What did I get for my birthday? Fucking food poisoning. Other stuff too (nicer stuff) but I reckon the cholera's the one I'll remember.
Having spent yesterday evening in the hospital with Crash
Grandadicoot (who serenaded me with Happy Birthday again and demanded that I return the gift he gave me - a jewelled purse - so that he could check that Nana had
hanseled* it as she was supposed to) I then went out for dinner with my family (
sans my dad, who's off earning our collective keeps in Delhi this week). I came home in good form, packed my bag for today's trip to
Galway and hopped into bed, thinking that 27 might not be so bad after all.
I woke up about an hour later, thought "uh oh..." and sprinted for the bathroom, where I spent a happy half hour puking my ring up.
Rinse. Repeat.
Ad nauseum until at 4am I woke up
on the bathroom floor, having keeled over with the effort of all that projectile vomiting (though it is possible that in my delirious state I had simply decided that it might be easier to sleep there).
I hate being sick. Everybody does. But food poisoning sends me into a bit of a panic, and with good reason. Thankfully I'm now feeling about a gazillion times better than I did this morning but every tummy upset brings the memory of
that time flooding back.
Some years ago I was visiting a friend in Trier in Germany. I was booked on the last flight home from Brussels and as I was traveling by train I thought it might be nice to go via Luxembourg, for a quick goo at the place in case I should ever decide to take up one of those translation posts that the government seem to be having such trouble filling.
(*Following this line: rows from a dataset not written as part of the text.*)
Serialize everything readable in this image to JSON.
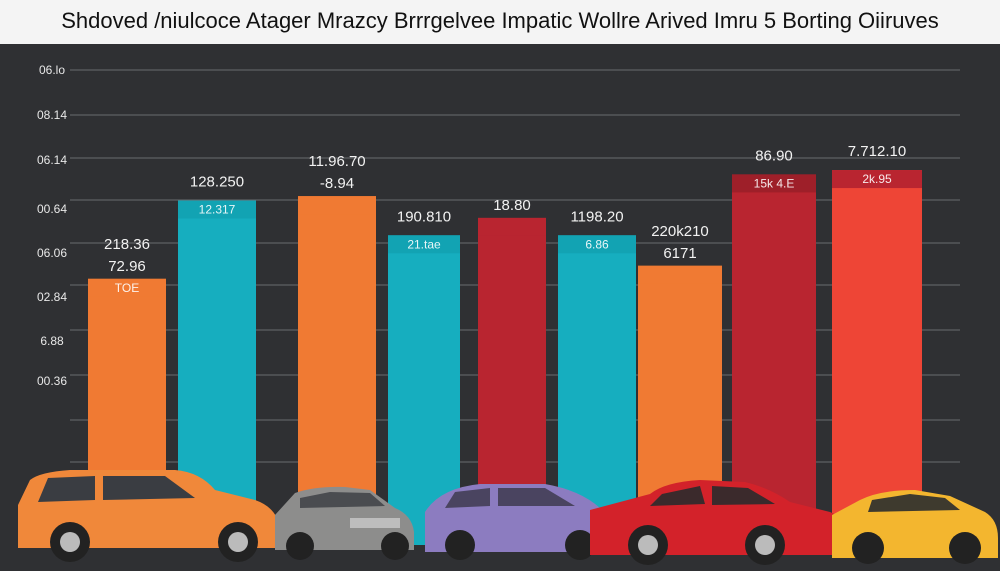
{
  "chart_data": {
    "type": "bar",
    "title": "Shdoved /niulcoce Atager Mrazcy Brrrgelvee Impatic Wollre Arived Imru 5 Borting Oiiruves",
    "yticks": [
      "06.lo",
      "08.14",
      "06.14",
      "00.64",
      "06.06",
      "02.84",
      "6.88",
      "00.36"
    ],
    "ylim": [
      0,
      1
    ],
    "grid": true,
    "bars": [
      {
        "color": "#f07a33",
        "value": 0.52,
        "cap": "#f07a33",
        "top_label": "218.36",
        "cap_label": "72.96",
        "inside_label": "TOE"
      },
      {
        "color": "#16aebf",
        "value": 0.7,
        "cap": "#12a3b3",
        "top_label": "128.250",
        "cap_label": "",
        "inside_label": "12.317"
      },
      {
        "color": "#f07a33",
        "value": 0.71,
        "cap": "#f07a33",
        "top_label": "11.96.70",
        "cap_label": "-8.94",
        "inside_label": ""
      },
      {
        "color": "#16aebf",
        "value": 0.62,
        "cap": "#12a3b3",
        "top_label": "190.810",
        "cap_label": "",
        "inside_label": "21.tae"
      },
      {
        "color": "#b92530",
        "value": 0.66,
        "cap": "#b92530",
        "top_label": "",
        "cap_label": "18.80",
        "inside_label": ""
      },
      {
        "color": "#16aebf",
        "value": 0.62,
        "cap": "#12a3b3",
        "top_label": "1198.20",
        "cap_label": "",
        "inside_label": "6.86"
      },
      {
        "color": "#f07a33",
        "value": 0.55,
        "cap": "#f07a33",
        "top_label": "220k210",
        "cap_label": "6171",
        "inside_label": ""
      },
      {
        "color": "#b92530",
        "value": 0.76,
        "cap": "#9e1f29",
        "top_label": "86.90",
        "cap_label": "",
        "inside_label": "15k 4.E"
      },
      {
        "color": "#ee4536",
        "value": 0.77,
        "cap": "#b92530",
        "top_label": "7.712.10",
        "cap_label": "",
        "inside_label": "2k.95"
      }
    ]
  }
}
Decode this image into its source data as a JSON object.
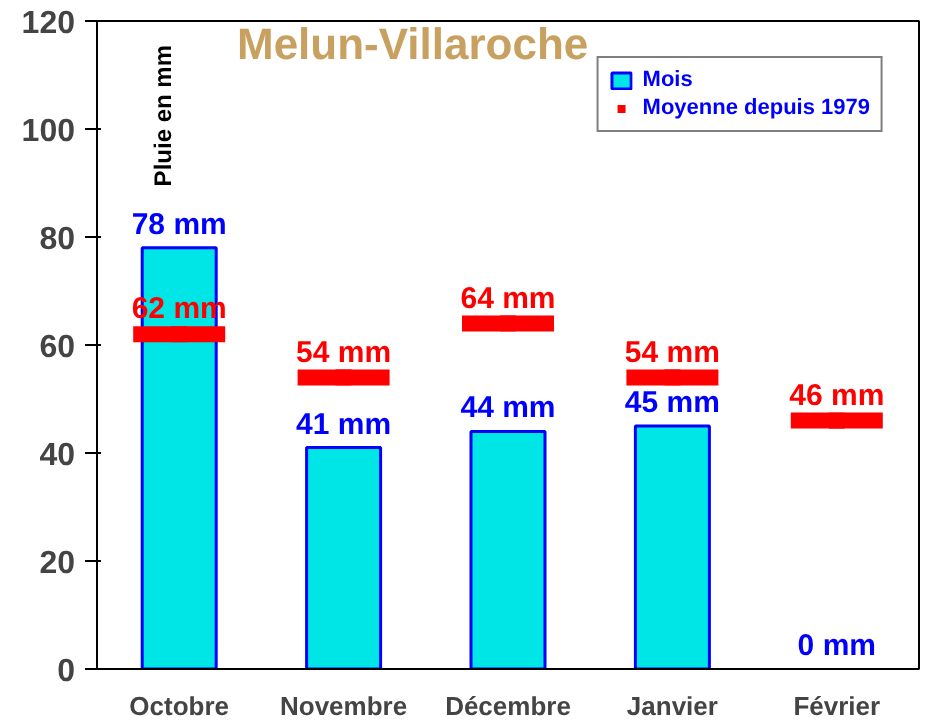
{
  "chart_data": {
    "type": "bar",
    "title": "Melun-Villaroche",
    "ylabel": "Pluie en mm",
    "categories": [
      "Octobre",
      "Novembre",
      "Décembre",
      "Janvier",
      "Février"
    ],
    "series": [
      {
        "name": "Mois",
        "type": "bar",
        "color": "#00e5e5",
        "values": [
          78,
          41,
          44,
          45,
          0
        ],
        "value_labels": [
          "78 mm",
          "41 mm",
          "44 mm",
          "45 mm",
          "0 mm"
        ]
      },
      {
        "name": "Moyenne depuis 1979",
        "type": "scatter",
        "color": "#ff0000",
        "values": [
          62,
          54,
          64,
          54,
          46
        ],
        "value_labels": [
          "62 mm",
          "54 mm",
          "64 mm",
          "54 mm",
          "46 mm"
        ]
      }
    ],
    "ylim": [
      0,
      120
    ],
    "yticks": [
      0,
      20,
      40,
      60,
      80,
      100,
      120
    ],
    "grid": false,
    "legend": "top right"
  }
}
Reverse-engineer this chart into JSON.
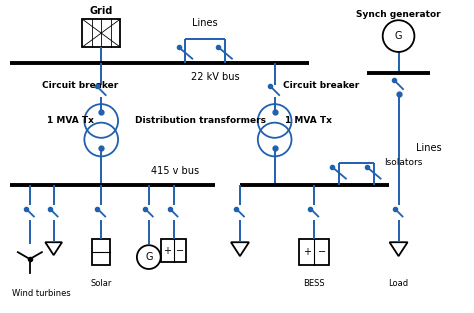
{
  "bg_color": "#ffffff",
  "line_color": "#2060b0",
  "bus_color": "#000000",
  "text_color": "#000000",
  "figsize": [
    4.74,
    3.13
  ],
  "dpi": 100,
  "labels": {
    "grid": "Grid",
    "lines_top": "Lines",
    "bus_22kv": "22 kV bus",
    "circuit_breaker_left": "Circuit breaker",
    "circuit_breaker_right": "Circuit breaker",
    "transformer_left": "1 MVA Tx",
    "transformer_right": "1 MVA Tx",
    "dist_transformer": "Distribution transformers",
    "bus_415v": "415 v bus",
    "isolators": "Isolators",
    "synch_gen": "Synch generator",
    "lines_right": "Lines",
    "wind_turbines": "Wind turbines",
    "solar": "Solar",
    "bess": "BESS",
    "load": "Load"
  }
}
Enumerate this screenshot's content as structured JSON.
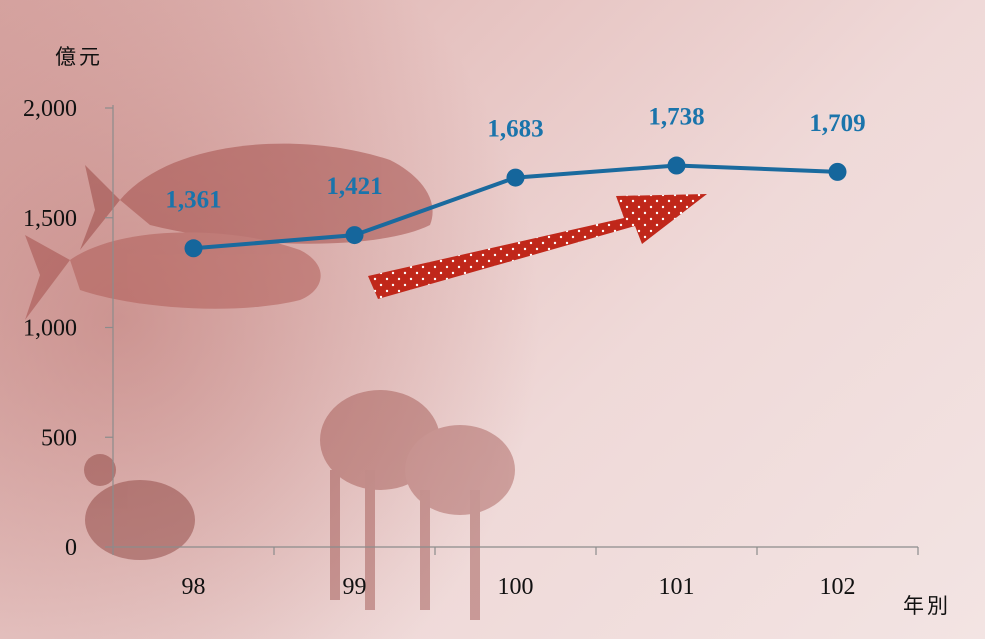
{
  "chart_data": {
    "type": "line",
    "categories": [
      "98",
      "99",
      "100",
      "101",
      "102"
    ],
    "values": [
      1361,
      1421,
      1683,
      1738,
      1709
    ],
    "data_labels": [
      "1,361",
      "1,421",
      "1,683",
      "1,738",
      "1,709"
    ],
    "y_ticks": [
      0,
      500,
      1000,
      1500,
      2000
    ],
    "y_tick_labels": [
      "0",
      "500",
      "1,000",
      "1,500",
      "2,000"
    ],
    "ylim": [
      0,
      2000
    ],
    "ylabel": "億元",
    "xlabel": "年別",
    "grid": false,
    "legend": "none",
    "trend_arrow": "upward",
    "colors": {
      "line": "#1a6a9e",
      "marker": "#15669c",
      "data_label": "#1a74ab",
      "arrow_fill": "#c0271a",
      "axis": "#8c8c8c"
    }
  }
}
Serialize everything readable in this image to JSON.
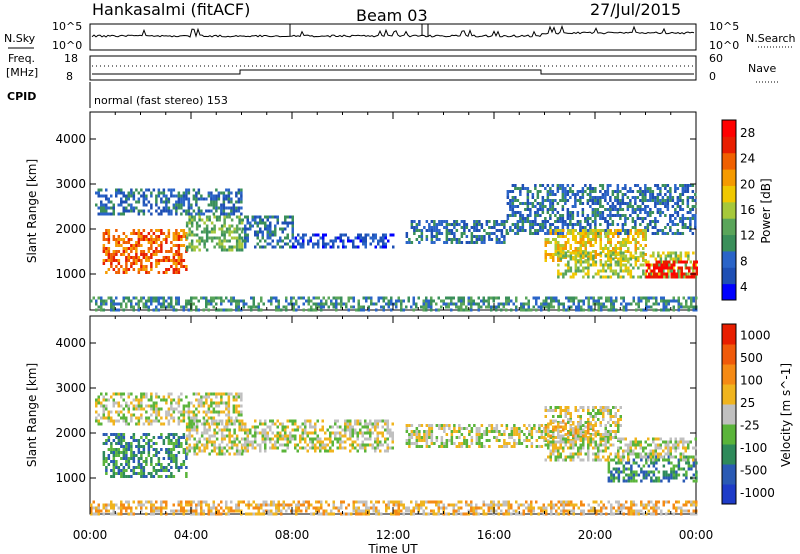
{
  "header": {
    "site": "Hankasalmi (fitACF)",
    "beam": "Beam 03",
    "date": "27/Jul/2015"
  },
  "strip_labels": {
    "nsky": "N.Sky",
    "nsky_top": "10^5",
    "nsky_bottom": "10^0",
    "nsearch": "N.Search",
    "nsearch_top": "10^5",
    "nsearch_bottom": "10^0",
    "freq_line1": "Freq.",
    "freq_line2": "[MHz]",
    "freq_top": "18",
    "freq_bottom": "8",
    "nave": "Nave",
    "nave_top": "60",
    "nave_bottom": "0",
    "cpid": "CPID",
    "mode": "normal (fast stereo) 153"
  },
  "panels": {
    "power_ylabel": "Slant Range [km]",
    "velocity_ylabel": "Slant Range [km]",
    "xlabel": "Time UT"
  },
  "chart_data": [
    {
      "type": "heatmap",
      "quantity": "Power",
      "colorbar_label": "Power [dB]",
      "colorbar_ticks": [
        "28",
        "24",
        "20",
        "16",
        "12",
        "8",
        "4"
      ],
      "colors": [
        "#0000ff",
        "#1e4fb4",
        "#2a64c8",
        "#3a8f5a",
        "#5aa55a",
        "#a6c83a",
        "#f0c800",
        "#f59a00",
        "#f06000",
        "#e81e00",
        "#ff0000"
      ],
      "x_ticks": [
        "00:00",
        "04:00",
        "08:00",
        "12:00",
        "16:00",
        "20:00",
        "00:00"
      ],
      "y_ticks": [
        "1000",
        "2000",
        "3000",
        "4000"
      ],
      "xlim_hours": [
        0,
        24
      ],
      "ylim_km": [
        200,
        4600
      ],
      "echo_regions": [
        {
          "t0": 0.2,
          "t1": 6.0,
          "r0": 2350,
          "r1": 2900,
          "level": 2
        },
        {
          "t0": 0.5,
          "t1": 3.8,
          "r0": 1000,
          "r1": 2000,
          "level": 8
        },
        {
          "t0": 3.8,
          "t1": 6.0,
          "r0": 1500,
          "r1": 2300,
          "level": 4
        },
        {
          "t0": 6.0,
          "t1": 8.0,
          "r0": 1600,
          "r1": 2300,
          "level": 2
        },
        {
          "t0": 8.0,
          "t1": 12.0,
          "r0": 1600,
          "r1": 1900,
          "level": 1
        },
        {
          "t0": 12.5,
          "t1": 16.5,
          "r0": 1700,
          "r1": 2200,
          "level": 2
        },
        {
          "t0": 16.5,
          "t1": 24.0,
          "r0": 1900,
          "r1": 3000,
          "level": 2
        },
        {
          "t0": 18.0,
          "t1": 22.0,
          "r0": 1300,
          "r1": 2000,
          "level": 6
        },
        {
          "t0": 18.5,
          "t1": 24.0,
          "r0": 900,
          "r1": 1500,
          "level": 5
        },
        {
          "t0": 22.0,
          "t1": 24.0,
          "r0": 900,
          "r1": 1300,
          "level": 10
        },
        {
          "t0": 0.0,
          "t1": 24.0,
          "r0": 200,
          "r1": 500,
          "level": 3
        }
      ]
    },
    {
      "type": "heatmap",
      "quantity": "Velocity",
      "colorbar_label": "Velocity [m s^-1]",
      "colorbar_ticks": [
        "1000",
        "500",
        "100",
        "25",
        "-25",
        "-100",
        "-500",
        "-1000"
      ],
      "colors": [
        "#1e3cc8",
        "#2a5ab4",
        "#2e8a5a",
        "#5ab43a",
        "#c0c0c0",
        "#f0b41e",
        "#f58a14",
        "#f05a0a",
        "#e81e00"
      ],
      "x_ticks": [
        "00:00",
        "04:00",
        "08:00",
        "12:00",
        "16:00",
        "20:00",
        "00:00"
      ],
      "y_ticks": [
        "1000",
        "2000",
        "3000",
        "4000"
      ],
      "xlim_hours": [
        0,
        24
      ],
      "ylim_km": [
        200,
        4600
      ],
      "echo_regions": [
        {
          "t0": 0.2,
          "t1": 6.0,
          "r0": 2200,
          "r1": 2900,
          "level": 4
        },
        {
          "t0": 0.5,
          "t1": 3.8,
          "r0": 1000,
          "r1": 2000,
          "level": 2
        },
        {
          "t0": 3.8,
          "t1": 6.0,
          "r0": 1500,
          "r1": 2300,
          "level": 4
        },
        {
          "t0": 6.0,
          "t1": 12.0,
          "r0": 1600,
          "r1": 2300,
          "level": 4
        },
        {
          "t0": 12.5,
          "t1": 18.0,
          "r0": 1700,
          "r1": 2200,
          "level": 4
        },
        {
          "t0": 18.0,
          "t1": 21.0,
          "r0": 1800,
          "r1": 2600,
          "level": 4
        },
        {
          "t0": 18.0,
          "t1": 20.0,
          "r0": 1900,
          "r1": 2300,
          "level": 5
        },
        {
          "t0": 20.5,
          "t1": 24.0,
          "r0": 900,
          "r1": 1500,
          "level": 2
        },
        {
          "t0": 18.0,
          "t1": 24.0,
          "r0": 1400,
          "r1": 1900,
          "level": 4
        },
        {
          "t0": 0.0,
          "t1": 24.0,
          "r0": 200,
          "r1": 500,
          "level": 5
        }
      ]
    }
  ]
}
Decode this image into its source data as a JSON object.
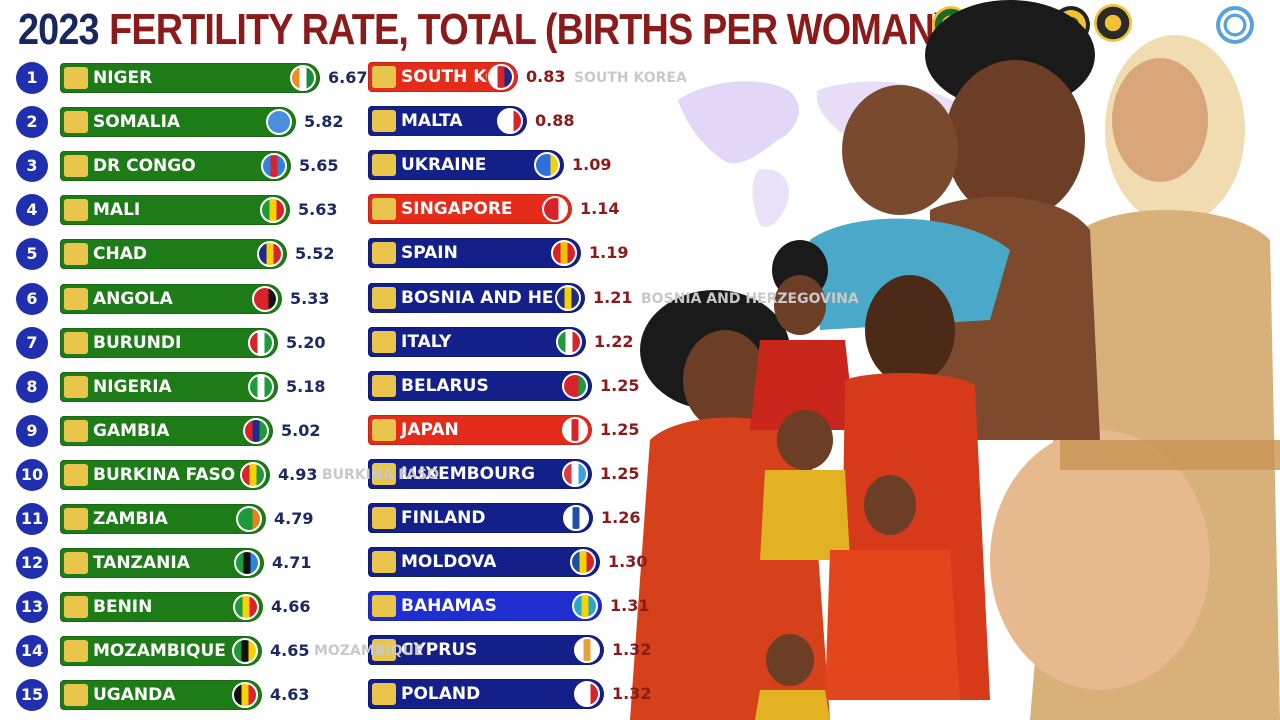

However, the combined effects of a crippling hangover, a bank holiday timetable and a short short span of attention saw me on a train to
Saarbrucken instead, and I missed my flight. I headed back to Aachen, where another friend was stationed and where I'd be conveniently close to
Charleroi and a cheap flight home. Alas, the baggage handlers in Dublin chose that weekend to strike and there were no flights in or out of the city. I was broke, I needed to get back to college, I'd had enough sauerkraut and schnitzel. Half an hour in an
internet café in Cologne and I was booked on a flight from Amsterdam to Belfast - a roundabout way to get from the German-Belgian border back to Dublin but it seemed like the most sensible option at the time. Pissed off, my friend and I went out for a consolation pizza that night. Man, did we live to regret it. Within two hours we had a rota system going for the bathroom, with buckets on standby for emergencies. It'll pass, I thought. Just get home.
So the following day I got a train to the 'Dam, then a plane to Belfast, then a train to
Dundalk, then a bus to Dublin, then a lift home to
Naas from Dublin via
Maynooth. With chronic vomiting and diarrhoea. After a few days at home with no sign of improvement, the doctor was called out to the house. She took some bloods to send off for analysis and two days after that, the
hopsickle called to see if I'd like to come in so that they could put me on a drip. It seems that someone in the pizza parlour may not have washed their hands, and we'd caught some form of
this. The health board called a day or two later looking for details of where I might have picked it up and cautioning me against contact with small children or the elderly lest I should pass the bacteria on, as apparently it can lead to paralysis and blindness. I spent the next three weeks licking every pensioner that crossed my path, determined to make good use of my superpower.
Nah, I spent the next three weeks crawling from bed to couch and back again, swearing to live a better life if only the diarrhoea would cease for long enough for me to leave the house. Fun times, and pleasant memories to mull over on this, the first day of my 27th year.
*
Handselled? I'm not sure of the correct spelling. When you give a gift of a purse, wallet, piggybank, handbag or anything traditionally used to keep money in it is bad luck for it to be empty. You need to include a nominal sum of money to make sure that it will never be empty again.